"Le Prochain film" : le nouveau petit théâtre de René Féret
De René Féret (France), avec : Frédéric Pierrot, Sabrina Seyvecou, Antoine Chappey, Maryline Canto - 1h20 - Sortie : 21 août 2013
Synopsis : À cinquante ans, Louis Gravet aimerait devenir un acteur comique. Son frère Pierre, réalisateur, a l'idée de l'engager dans le rôle principal d’une comédie. Les circonstances familiales, leurs femmes, leurs enfants, une nièce, les en empêcheront jusqu'à choisir de tourner un autre film, neuf et inattendu.
Improvisation
Peu de films abordent comme sujet l’élaboration d’un film par un metteur en scène. « La Nuit américaine », de François Truffaut, comme d’autres, mettent en scène un tournage, un plateau de cinéma étant éminemment photogénique, sinon cinématographique. "Le Prochain film", lui, montre le travail en amont, mais se détourne constamment de cette élaboration à l’œuvre, pour mieux aborder des rapports humains, en l’occurrence au sein d’une famille, où s’interpénètre profession et vie privée.

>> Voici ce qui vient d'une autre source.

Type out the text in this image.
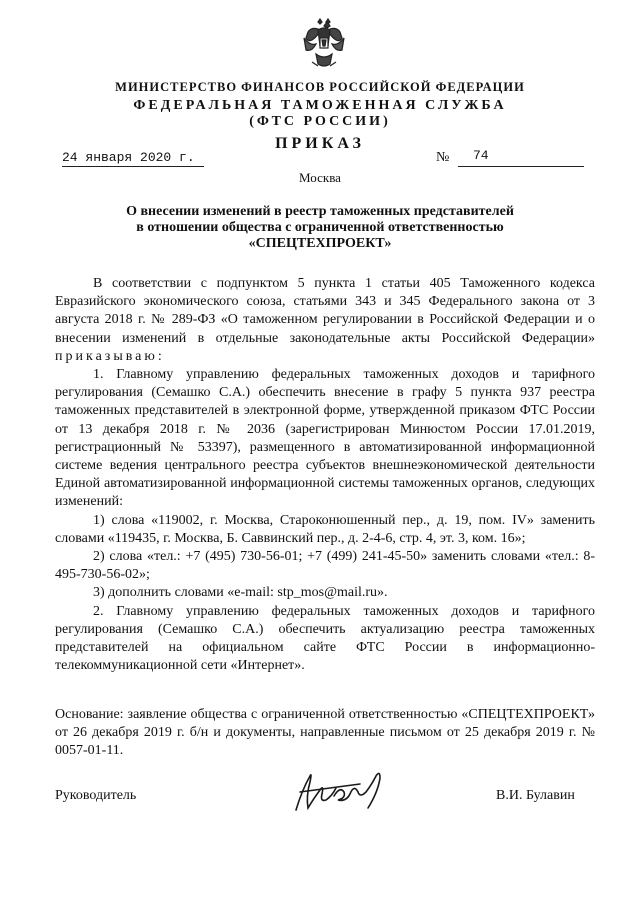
МИНИСТЕРСТВО ФИНАНСОВ РОССИЙСКОЙ ФЕДЕРАЦИИ
ФЕДЕРАЛЬНАЯ ТАМОЖЕННАЯ СЛУЖБА
(ФТС РОССИИ)
ПРИКАЗ
24 января 2020 г.	№ 74
Москва
О внесении изменений в реестр таможенных представителей
в отношении общества с ограниченной ответственностью
«СПЕЦТЕХПРОЕКТ»

В соответствии с подпунктом 5 пункта 1 статьи 405 Таможенного кодекса Евразийского экономического союза, статьями 343 и 345 Федерального закона от 3 августа 2018 г. № 289-ФЗ «О таможенном регулировании в Российской Федерации и о внесении изменений в отдельные законодательные акты Российской Федерации» приказываю:

1. Главному управлению федеральных таможенных доходов и тарифного регулирования (Семашко С.А.) обеспечить внесение в графу 5 пункта 937 реестра таможенных представителей в электронной форме, утвержденной приказом ФТС России от 13 декабря 2018 г. № 2036 (зарегистрирован Минюстом России 17.01.2019, регистрационный № 53397), размещенного в автоматизированной информационной системе ведения центрального реестра субъектов внешнеэкономической деятельности Единой автоматизированной информационной системы таможенных органов, следующих изменений:

1) слова «119002, г. Москва, Староконюшенный пер., д. 19, пом. IV» заменить словами «119435, г. Москва, Б. Саввинский пер., д. 2-4-6, стр. 4, эт. 3, ком. 16»;

2) слова «тел.: +7 (495) 730-56-01; +7 (499) 241-45-50» заменить словами «тел.: 8-495-730-56-02»;

3) дополнить словами «e-mail: stp_mos@mail.ru».

2. Главному управлению федеральных таможенных доходов и тарифного регулирования (Семашко С.А.) обеспечить актуализацию реестра таможенных представителей на официальном сайте ФТС России в информационно-телекоммуникационной сети «Интернет».

Основание: заявление общества с ограниченной ответственностью «СПЕЦТЕХПРОЕКТ» от 26 декабря 2019 г. б/н и документы, направленные письмом от 25 декабря 2019 г. № 0057-01-11.
Руководитель	В.И. Булавин
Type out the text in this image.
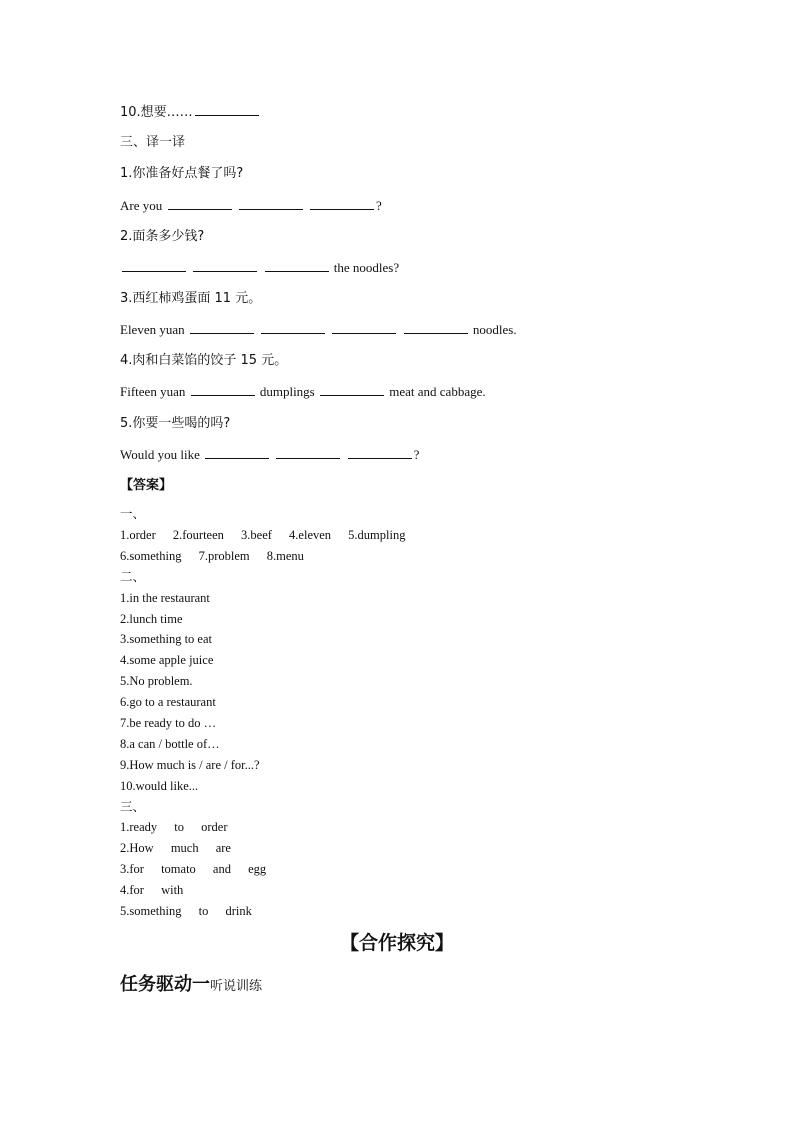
10.想要……
三、译一译
1.你准备好点餐了吗?
Are you	?
2.面条多少钱?
the noodles?
3.西红柿鸡蛋面 11 元。
Eleven yuan	noodles.
4.肉和白菜馅的饺子 15 元。
Fifteen yuan	dumplings	meat and cabbage.
5.你要一些喝的吗?
Would you like	?
【答案】
一、
1.order 2.fourteen 3.beef 4.eleven 5.dumpling
6.something 7.problem 8.menu
二、
1.in the restaurant
2.lunch time
3.something to eat
4.some apple juice
5.No problem.
6.go to a restaurant
7.be ready to do …
8.a can / bottle of…
9.How much is / are / for...?
10.would like...
三、
1.ready to order
2.How much are
3.for tomato and egg
4.for with
5.something to drink
【合作探究】
任务驱动一听说训练
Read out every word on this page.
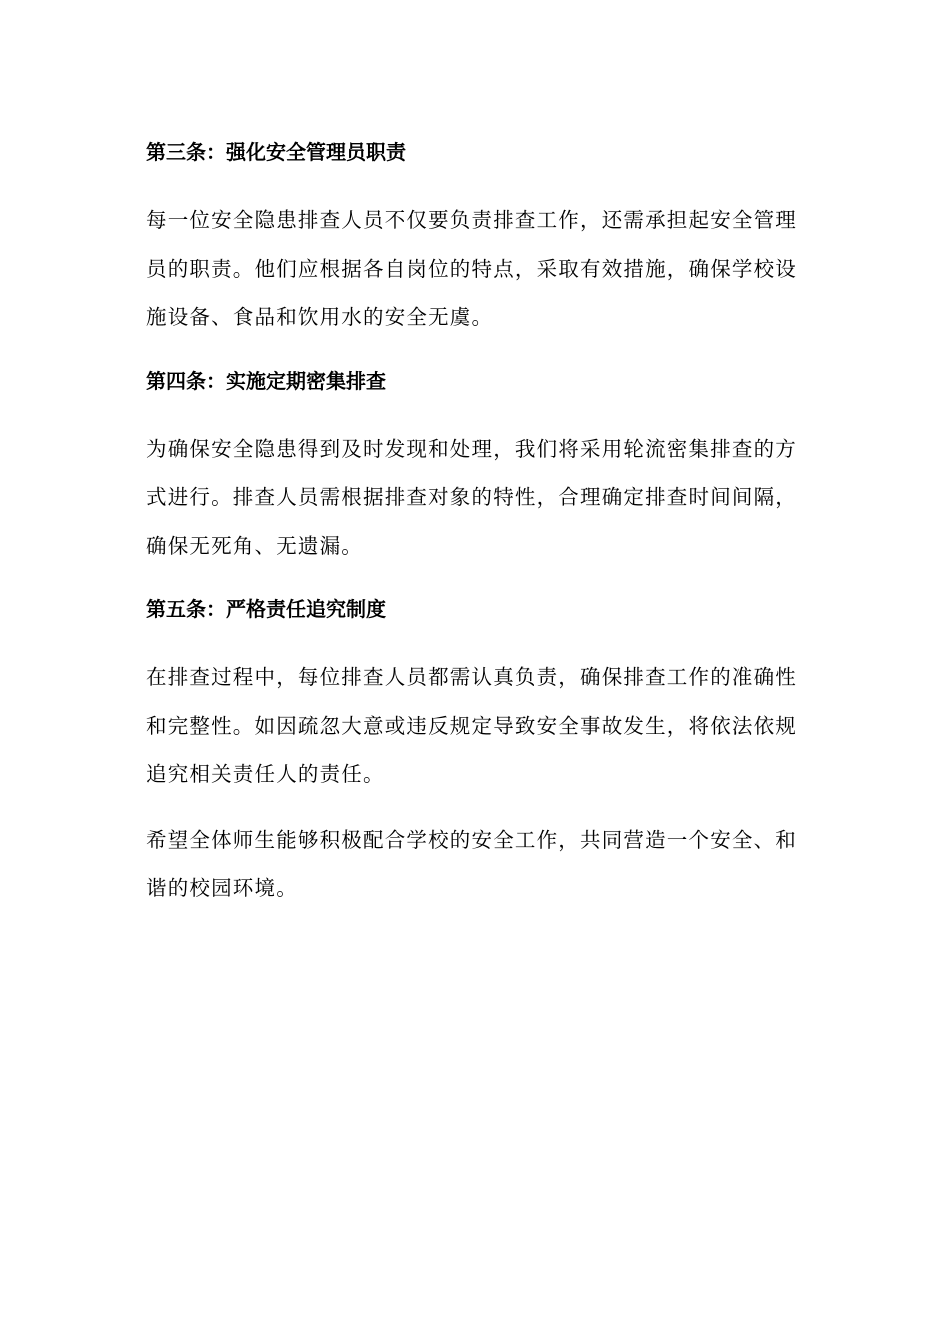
第三条：强化安全管理员职责

每一位安全隐患排查人员不仅要负责排查工作，还需承担起安全管理员的职责。他们应根据各自岗位的特点，采取有效措施，确保学校设施设备、食品和饮用水的安全无虞。

第四条：实施定期密集排查

为确保安全隐患得到及时发现和处理，我们将采用轮流密集排查的方式进行。排查人员需根据排查对象的特性，合理确定排查时间间隔，确保无死角、无遗漏。

第五条：严格责任追究制度

在排查过程中，每位排查人员都需认真负责，确保排查工作的准确性和完整性。如因疏忽大意或违反规定导致安全事故发生，将依法依规追究相关责任人的责任。

希望全体师生能够积极配合学校的安全工作，共同营造一个安全、和谐的校园环境。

René Féret n’identifie pas pour autant ce cinéaste (Antoine Chappey), qui tente de monter un film avec son frère (Frédéric Pierrot) comme acteur, avec sa nièce et ses enfants, voire son épouse, à une allégorie sur « la grande famille du cinéma », ou du théâtre, ce qui serait une tarte à la crème réductrice. René Féret s’identifie pourtant à cette démarche, puisqu’il fait lui-même jouer ses enfants dans le film. Dans ce projet, qui n’aboutira pas pour conduire à un autre film, travaille une réflexion sur l’aléatoire, Féret ne sachant pas lui-même où il va en tournant « Le Prochain film ». Car il repose entièrement sur l’improvisation, les aléas, imprévisibles et impondérables étant au cœur de la mise en scène.
Quand on aime la vie…
Cette improvisation constante, dans le jeu et l’écriture, apporte non seulement une véracité peu commune à l’écran, mais participe du sens du film, véritable allégorie sur la teneur de la condition humaine, avec une acuité confondante. « Le Prochain film » transmet ce sentiment avec une vivacité rare qui contamine tout le film, tant dans le filmage, souvent caméra portée, le montage – Féret se plait à maintenir en suspend les scènes, en passant du coq à l’âne -, le jeu des comédiens, tous formidables, tout en sachant, comme par instinct, là où il va et où il nous mène. Ce « joyeux bordel » conduit à croire qu’en fait tout cela a été extrêmement préparé et construit au cordeau.
Un paradoxe de plus qui renvoie lui-même au sens de ce « Prochain film » absolument jubilatoire, tant dans le plaisir à le voir, que dans celui visiblement pris à le réaliser, par René Féret, et par les acteurs à l’interpréter. Dans les années 70, pour relancer la fréquentation des salles, une campagne avait pour slogan « Quand on aime la vie, on va au cinéma ». Ce que l’on pourrait traduire ici par « Quand on aime la vie, on fait du cinéma », et pour le spectateur par « Quand on aime la vie, on va voir ‘Le prochain film’ ».